POSTOPERATIVE CARE AND WOUND MANAGEMENT
The immediate postoperative management of fasciotomy wounds is as critical as the surgical decompression itself. The wounds must never be closed primarily at the index operation.
Immediate Postoperative Phase
- Pack the wounds open with sterile, moist saline dressings.
- Apply a bulky, well-padded posterior plaster splint with the foot held in a strictly plantigrade position (90 degrees) to prevent equinus contracture of the ankle, which can occur rapidly due to unopposed posterior muscle forces or ischemic fibrosis.
- Elevate the limb at the level of the heart. Elevation above the heart can decrease arterial perfusion pressure and exacerbate ischemia, while dependent positioning increases venous congestion and swelling.
The "Second Look" Procedure
- At 48 to 72 hours post-decompression, the patient must be returned to the operating room for a planned second-look procedure.
- Viability Assessment: The wounds are irrigated, and all muscle compartments are systematically inspected for viability using the "4 C's": Color, Consistency, Contractility, and Capacity to bleed.
- Adjuncts: Intravenous fluorescein angiography combined with a Wood's light examination can be highly beneficial in evaluating borderline muscle viability. Non-fluorescing, necrotic muscle must be aggressively and meticulously debrided to prevent systemic toxicity and infection.
- If there is no evidence of muscle necrosis and the swelling has subsided significantly, the skin may be loosely approximated.
- If closure cannot be accomplished without tension, or if further debridement is required, the wounds are repacked, and the debridement cycle is repeated at 48 to 72-hour intervals until the wound bed is clean and stable.
Wound Closure Techniques
Management of fasciotomy wounds requires a strategic approach, as primary closure is rarely possible due to massive tissue edema.
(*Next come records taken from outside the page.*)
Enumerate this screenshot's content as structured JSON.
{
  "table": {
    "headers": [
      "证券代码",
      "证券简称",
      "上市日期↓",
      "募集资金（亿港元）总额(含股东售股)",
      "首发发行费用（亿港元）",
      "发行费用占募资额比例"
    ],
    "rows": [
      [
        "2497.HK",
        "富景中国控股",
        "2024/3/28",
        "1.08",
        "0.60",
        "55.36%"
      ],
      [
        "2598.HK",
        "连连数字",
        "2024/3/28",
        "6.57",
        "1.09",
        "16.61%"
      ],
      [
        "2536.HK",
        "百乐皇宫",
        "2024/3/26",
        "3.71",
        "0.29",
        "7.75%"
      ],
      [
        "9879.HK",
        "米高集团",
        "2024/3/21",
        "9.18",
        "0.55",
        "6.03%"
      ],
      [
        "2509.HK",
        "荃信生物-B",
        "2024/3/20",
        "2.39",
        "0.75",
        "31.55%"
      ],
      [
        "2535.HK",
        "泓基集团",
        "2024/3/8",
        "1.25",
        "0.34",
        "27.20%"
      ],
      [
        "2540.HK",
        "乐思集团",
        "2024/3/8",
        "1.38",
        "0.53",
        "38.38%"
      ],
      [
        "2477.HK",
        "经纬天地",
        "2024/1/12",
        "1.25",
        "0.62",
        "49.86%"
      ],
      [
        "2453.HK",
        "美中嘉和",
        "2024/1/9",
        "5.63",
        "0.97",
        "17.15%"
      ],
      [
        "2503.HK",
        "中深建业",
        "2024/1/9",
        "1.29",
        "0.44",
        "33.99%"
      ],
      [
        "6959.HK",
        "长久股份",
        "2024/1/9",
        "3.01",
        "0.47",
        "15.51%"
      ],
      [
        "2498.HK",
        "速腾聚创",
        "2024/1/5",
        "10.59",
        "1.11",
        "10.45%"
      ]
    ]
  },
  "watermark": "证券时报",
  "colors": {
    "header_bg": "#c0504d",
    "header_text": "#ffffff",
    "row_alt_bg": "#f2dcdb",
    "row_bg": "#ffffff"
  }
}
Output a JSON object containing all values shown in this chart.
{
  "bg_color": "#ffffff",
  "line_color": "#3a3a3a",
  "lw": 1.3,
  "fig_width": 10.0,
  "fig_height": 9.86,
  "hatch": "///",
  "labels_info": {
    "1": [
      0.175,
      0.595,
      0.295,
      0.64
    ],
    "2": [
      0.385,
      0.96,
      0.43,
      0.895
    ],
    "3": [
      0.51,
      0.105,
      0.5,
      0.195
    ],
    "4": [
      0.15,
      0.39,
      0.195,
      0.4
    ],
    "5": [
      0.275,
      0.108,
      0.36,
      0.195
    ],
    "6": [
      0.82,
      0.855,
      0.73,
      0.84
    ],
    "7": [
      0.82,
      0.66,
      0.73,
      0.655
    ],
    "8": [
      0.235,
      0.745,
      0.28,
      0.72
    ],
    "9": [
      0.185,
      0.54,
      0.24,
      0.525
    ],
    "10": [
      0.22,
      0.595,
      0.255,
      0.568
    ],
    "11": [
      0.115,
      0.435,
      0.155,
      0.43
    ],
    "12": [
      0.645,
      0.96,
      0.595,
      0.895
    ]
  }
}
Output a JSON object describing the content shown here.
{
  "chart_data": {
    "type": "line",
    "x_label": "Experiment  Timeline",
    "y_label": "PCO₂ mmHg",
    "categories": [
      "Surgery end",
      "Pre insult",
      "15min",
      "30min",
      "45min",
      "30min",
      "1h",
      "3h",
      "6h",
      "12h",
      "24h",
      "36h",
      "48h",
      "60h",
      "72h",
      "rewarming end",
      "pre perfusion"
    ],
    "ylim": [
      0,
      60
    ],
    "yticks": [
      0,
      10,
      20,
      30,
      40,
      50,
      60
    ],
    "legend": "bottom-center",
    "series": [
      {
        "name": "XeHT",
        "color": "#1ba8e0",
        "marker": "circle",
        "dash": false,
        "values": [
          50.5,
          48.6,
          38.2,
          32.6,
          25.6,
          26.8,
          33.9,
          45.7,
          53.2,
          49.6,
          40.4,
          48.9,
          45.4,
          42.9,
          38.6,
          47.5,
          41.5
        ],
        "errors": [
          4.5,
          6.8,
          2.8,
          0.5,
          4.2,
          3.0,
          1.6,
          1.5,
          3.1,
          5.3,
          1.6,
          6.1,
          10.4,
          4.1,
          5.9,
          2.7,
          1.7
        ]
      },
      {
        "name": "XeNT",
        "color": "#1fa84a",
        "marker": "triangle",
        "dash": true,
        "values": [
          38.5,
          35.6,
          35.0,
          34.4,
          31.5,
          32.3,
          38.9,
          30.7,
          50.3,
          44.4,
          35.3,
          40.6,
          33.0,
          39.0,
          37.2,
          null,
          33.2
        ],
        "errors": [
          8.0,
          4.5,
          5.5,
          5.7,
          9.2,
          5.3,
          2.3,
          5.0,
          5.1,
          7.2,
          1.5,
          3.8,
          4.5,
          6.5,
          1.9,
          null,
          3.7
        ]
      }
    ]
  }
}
Approximately 50% of patients will ultimately require a split-thickness skin graft (STSG).
1. Delayed Primary Closure (The Vessel Loop Shoelace Technique)
An excellent alternative to skin grafting is gradual delayed primary closure utilizing the vessel loop "shoelace" technique or commercial dynamic wound closure devices.

- Silastic vessel loops are interlaced through skin staples placed along the wound edges.
- Tension is applied to the vessel loops to provide continuous, dynamic creep of the skin edges.
- The tension is sequentially tightened every 48 hours in the operating room or at the bedside until the skin edges can be safely approximated without underlying compartment compression.
2. Negative Pressure Wound Therapy (NPWT / VAC)
* Vacuum-assisted wound closure (NPWT) is highly recommended in the interim between debridements.
* NPWT effectively manages copious wound exudate, reduces interstitial postoperative edema, promotes angiogenesis, and accelerates the formation of healthy granulation tissue.
* By reducing the physical volume of the limb, NPWT significantly improves the rates of successful delayed primary closure, minimizing the need for extensive skin grafting.
3. Split-Thickness Skin Grafting (STSG)
* If the skin edges cannot be approximated within 7 to 10 days despite dynamic closure techniques, a meshed split-thickness skin graft should be applied over the healthy granulation tissue.
* The anterolateral wound is more frequently amenable to delayed primary closure, whereas the posteromedial wound often requires STSG due to the larger volume of the posterior muscle bellies.
CONCLUSION
Emergent fasciotomy remains the sole definitive treatment for acute compartment syndrome of the leg. Whether utilizing the single-incision technique of Davey, Rorabeck, and Fowler, or the preferred double-incision technique of Mubarak and Hargens, the surgeon's paramount goal is the absolute and unhindered release of all four fascial compartments. Meticulous surgical technique, strict adherence to anatomical landmarks, and aggressive, staged postoperative wound management are essential to preserving limb viability and optimizing long-term functional outcomes.